#LoveTakesAction (Turning Hate Into Love)

I’ve been trying to figure out whom the new president reminds me of. It’s been on the tip of my tongue since the campaign. It took me a while, but when I was sipping a cup of tea, it came to me.

When I was in grammar school, I encountered a bully so cruel that it was hard to fathom he was only 11 years old.

Short and thick, with broad shoulders and flared nostrils, he looked more like a bulldog than a little boy. Aptly, his nickname was Bulldog.

Bulldog terrorized the smaller kids, which was really most of us. One frail, sweet boy who was undoubtedly gay was his preferred victim. The very sight of Anjel would send Bulldog’s fists flying.

I never met anyone who liked Bulldog, but a horde of kids followed him around, obediently laughing at his jokes and cheering him on, afraid to get on his bad side.

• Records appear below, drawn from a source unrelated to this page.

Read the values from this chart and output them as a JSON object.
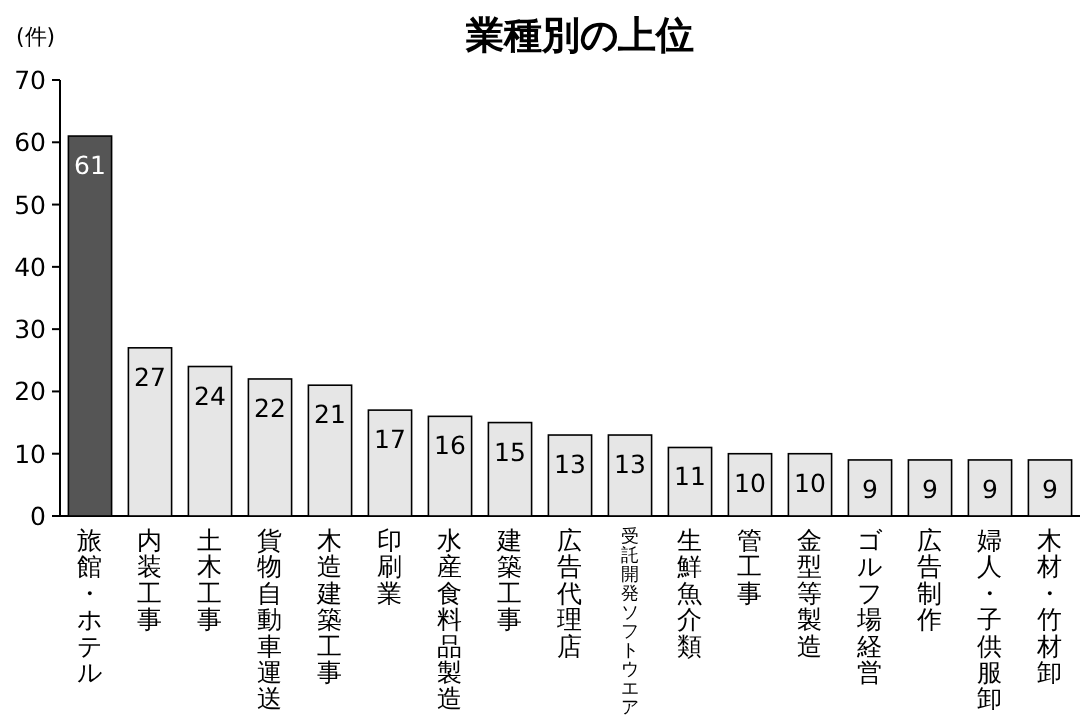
{
  "chart_data": {
    "type": "bar",
    "title": "業種別の上位",
    "ylabel": "(件)",
    "categories": [
      "旅館・ホテル",
      "内装工事",
      "土木工事",
      "貨物自動車運送",
      "木造建築工事",
      "印刷業",
      "水産食料品製造",
      "建築工事",
      "広告代理店",
      "受託開発ソフトウエア",
      "生鮮魚介類",
      "管工事",
      "金型等製造",
      "ゴルフ場経営",
      "広告制作",
      "婦人・子供服卸",
      "木材・竹材卸"
    ],
    "values": [
      61,
      27,
      24,
      22,
      21,
      17,
      16,
      15,
      13,
      13,
      11,
      10,
      10,
      9,
      9,
      9,
      9
    ],
    "colors": [
      "#555555",
      "#e6e6e6",
      "#e6e6e6",
      "#e6e6e6",
      "#e6e6e6",
      "#e6e6e6",
      "#e6e6e6",
      "#e6e6e6",
      "#e6e6e6",
      "#e6e6e6",
      "#e6e6e6",
      "#e6e6e6",
      "#e6e6e6",
      "#e6e6e6",
      "#e6e6e6",
      "#e6e6e6",
      "#e6e6e6"
    ],
    "ylim": [
      0,
      70
    ],
    "yticks": [
      0,
      10,
      20,
      30,
      40,
      50,
      60,
      70
    ],
    "data_labels": true
  }
}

I’ve often wished I could go back in time and tell those kids that by standing by Bulldog, they contributed to his power. They fed the monster.

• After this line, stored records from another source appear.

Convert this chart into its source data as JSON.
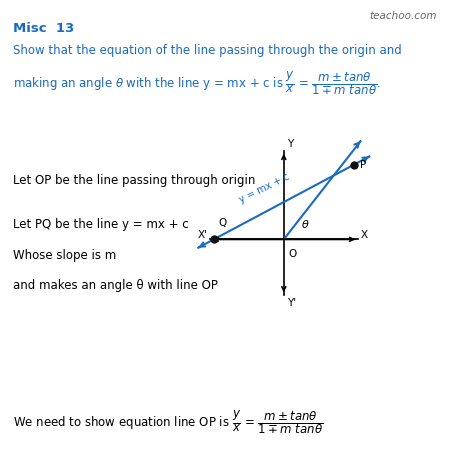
{
  "title": "Misc  13",
  "watermark": "teachoo.com",
  "bg_color": "#ffffff",
  "text_color": "#000000",
  "blue_color": "#1a6bbf",
  "figsize": [
    4.74,
    4.74
  ],
  "dpi": 100,
  "text_op": "Let OP be the line passing through origin",
  "text_pq": "Let PQ be the line y = mx + c",
  "text_slope": "Whose slope is m",
  "text_angle": "and makes an angle θ with line OP"
}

My parents moved us to an uber rich town in New Jersey. I suppose they were trying to better our education. Mainly it made me feel like a pauper. The other kids’ parents spent more money on what they wore in one week than my parents did on our wardrobe for the year.

It didn’t take long for Bulldog to set his sights on me.

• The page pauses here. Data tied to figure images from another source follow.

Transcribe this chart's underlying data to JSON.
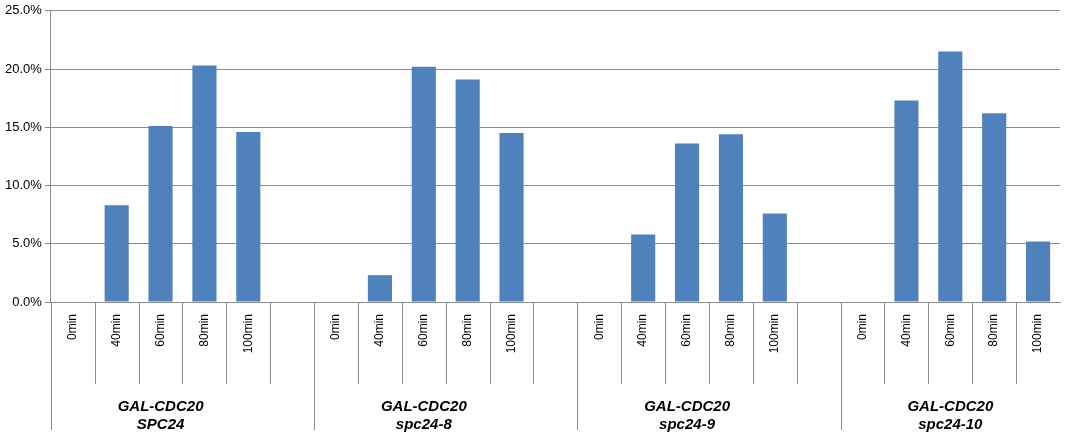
{
  "chart_data": {
    "type": "bar",
    "categories": [
      "0min",
      "40min",
      "60min",
      "80min",
      "100min",
      null,
      "0min",
      "40min",
      "60min",
      "80min",
      "100min",
      null,
      "0min",
      "40min",
      "60min",
      "80min",
      "100min",
      null,
      "0min",
      "40min",
      "60min",
      "80min",
      "100min"
    ],
    "values": [
      0,
      8.3,
      15.1,
      20.3,
      14.6,
      null,
      0,
      2.3,
      20.2,
      19.1,
      14.5,
      null,
      0,
      5.8,
      13.6,
      14.4,
      7.6,
      null,
      0,
      17.3,
      21.5,
      16.2,
      5.2
    ],
    "color": "#4f81bd",
    "ylim": [
      0,
      25
    ],
    "yticks": [
      {
        "value": 0,
        "label": "0.0%"
      },
      {
        "value": 5,
        "label": "5.0%"
      },
      {
        "value": 10,
        "label": "10.0%"
      },
      {
        "value": 15,
        "label": "15.0%"
      },
      {
        "value": 20,
        "label": "20.0%"
      },
      {
        "value": 25,
        "label": "25.0%"
      }
    ],
    "grid": "y",
    "annotations": [
      "GAL-CDC20\nSPC24",
      "GAL-CDC20\nspc24-8",
      "GAL-CDC20\nspc24-9",
      "GAL-CDC20\nspc24-10"
    ]
  }
}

“Mooooh!” he would yell when I walked past. I was a chubby girl, and it wasn’t hard for him to pick the thing I might be the most sensitive about.

One day in the hallway, Bulldog threw a handful of pennies at me. He threw them so hard, they stung where they hit my arms and stomach and then scattered all over the floor.

“Pick them up, dirty Jew!” he yelled.

I am 52 years old, and I still want nothing to do with pennies.

For years, I thought about all the things I wished I’d said to him. Top of my list was, “Self-hating gay people gay bash!”

Because of that kid, I made a pledge to never again let myself or anyone around me be bullied. It’s not easy but far better than the alternative.

At my 10-year high school reunion, I sat at a table with my gal pals. We’d all grown into women. One was a model, one a teacher, one a mother, one a Realtor, one an artist and one a writer/chef.

We saw Bulldog at the bar. He didn’t look much different. He’d added about 50 pounds, but that face with the flared nostrils throwing back a beer was un-mistakable.

We started to swap stories of our tortures at his hands. The model suggested we confront him.

We formed a circle around him and started hurling his atrocities in his face.

“You hit me in the head with a lunch box!”

“You spit in my face!”

“You kicked me down the stairs!”

“You beat up my friend for being gay!”

Then the strangest thing happened. He began to cry.

“I’m sorry!” he sobbed. “I was getting beaten by my father every day! I went to school looking to take it out on someone!”

We were all stunned.

“I’m a born-again Christian now. I’m a better person! I have a baby boy!”

All the women in the group stepped back.

I stepped forward.

“What does it mean to be a born-again Christian?”

“I pray every night, go to church every Sunday.”

I nodded my head, and he smiled. I suppose he thought he’d won me over; the Christian checklist was complete.

“It’s not enough.”

“It’s not?”

“No,” I stepped closer to him. “For starters … don’t turn your son into what you were. What maybe you still are.”

He nodded his head.

“You have to replace what you took from this world. You took innocence. How will you replace that?”

He looked at me, dumbfounded.

“It’s called love,” I said watching him back away from me. “Turn your hate into love.


“You can start by apologizing to at-risk gay kids, to Anjel and all the Anjels.”

He seemed very uncomfortable shifting back and forth and walked away with his head hung low. He slipped out without saying goodbye.

I don’t know what became of Bulldog. I didn’t see him at any of the reunions after that.

A part of me expects to see him in the White House, the way it’s been going. I’m sure there’s a Cabinet position available for born-again, gay-bashing bullies. Seems like most of them.

I no longer find Bulldog interesting, except as a cautionary tale. What is interesting is what happened to the women in our group that day. One by one they took up causes of activism. One stood at Standing Rock, one fought against bullying in the school system, all championed gay rights, all marched in the January 21st Women’s March around the country and the world.

As for me, well, I’ve got my pledge to keep, doesn’t matter if they’re a lawyer, truck driver or a president.

If they won’t turn hate into love, then we have to.

Forty years ago, I didn’t defend myself, and I was too scared to protect Anjel. Sweet little boy. He died as a young man.

For all the Anjels, for the Anjel in all of us, we must turn the tide of hate into an avalanche of love.